- کوٹ بلوچ
- Interactive map of Kot Baloch
- Coordinates: 32°38′52″N 73°33′12″E﻿ / ﻿32.64781211210995°N 73.55334349985287°E
- Country: Pakistan
- Province: Punjab
- District: Mandi Bahauddin
- Tehsil: Mandi Bahauddin

Population (2017/18)
- • Total: 4،472
- Time zone: +5:00 Standard Timezone of Pakistan
- Post Office: 50361

= Kot Baloch =

Kot Baloch (کوٹ بلوچ) is a village in Mandi Bahauddin District, Punjab, Pakistan, located eight kilometres north of Mandi Bahuddin. It was well known during British rule due to its organized bazaar and local markets. The village is named after the Balouch tribes who traditionally came here with their families and camels for summer grazing. They lived beside a bend in the River Jhelum which was a suitable, sheltered location. They spent six months in the area and then went back to their native areas for the winter season. Later Marth and other Gondal (clan) families came from the Sohawa and Jehlum area near Mandi Bahauddin and started cultivating the land, building temporary houses. After some years the Balouch families stopped coming to the village but the name of the village remains Kot Baloch. Now there are no Balouch people left in the village.

==Demographics==
The population of Kot Balouch is over 5000 people including Lokri Martha'n, Lokri Lamocharan a small daira of Kot Balouch. The literacy rate is over 95%. Culturally Kot Baloch is a very rich village and people from different clans live in that village. Famous clans of the Village are Dudd(Langhah), Gondal, Marth, Maikan, Awan, Tarar, Gujar, Sial...etc.

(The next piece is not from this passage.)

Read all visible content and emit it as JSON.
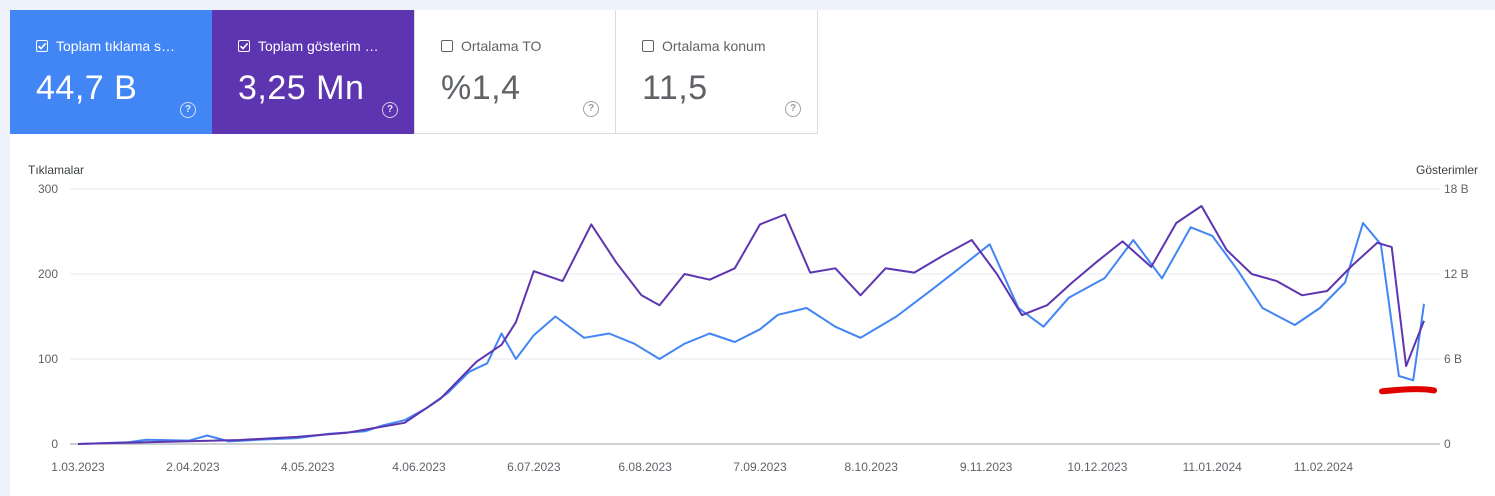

  International Horse Rider (Neza'Baz)
( Choudhary Sikandar Hayat Gondal & Choudhary Ashraf Hayat Gondal)
 From Guniana Family
==Mela Baba Noor Shah==
Baba Noor Shah was a famous Wali who preached to non-Muslims and spread Islam in the area. Every farmer donates one Times milk of Buffalo to Mazar (shrine) of Baba Noor Shah on the birth of a calf.

The main yearly event in this village is Mela Baba Noor Shah in last week of March and in this Mela horse racing and horse shows are main events. Also there is free kabaddi and local kushti. Horse racing is very popular in village, and a group of village riders, Sakandar Hiyat Gondal/Ashraf Gondal are famous as Top players of Tent pegging game, and mostly their groups won medals in every tournament even held in Pakistan or international level. This fair is one of the best forms of entertainment for farmers, where many kind of household items are available so they do not need to go to the market frequently. Farmers can buy what they need at the fair and enjoy entertainments such as the cinema, the death wall, Circus and others shows.

==Economy==
Before 1970 agriculture was the only source of income for people from the village but now many young men are working in Europe and the Middle East and send remittances home to their families. Also, many educated people are serving the nation and the area by working in government top Jobs and private jobs after completing their higher education.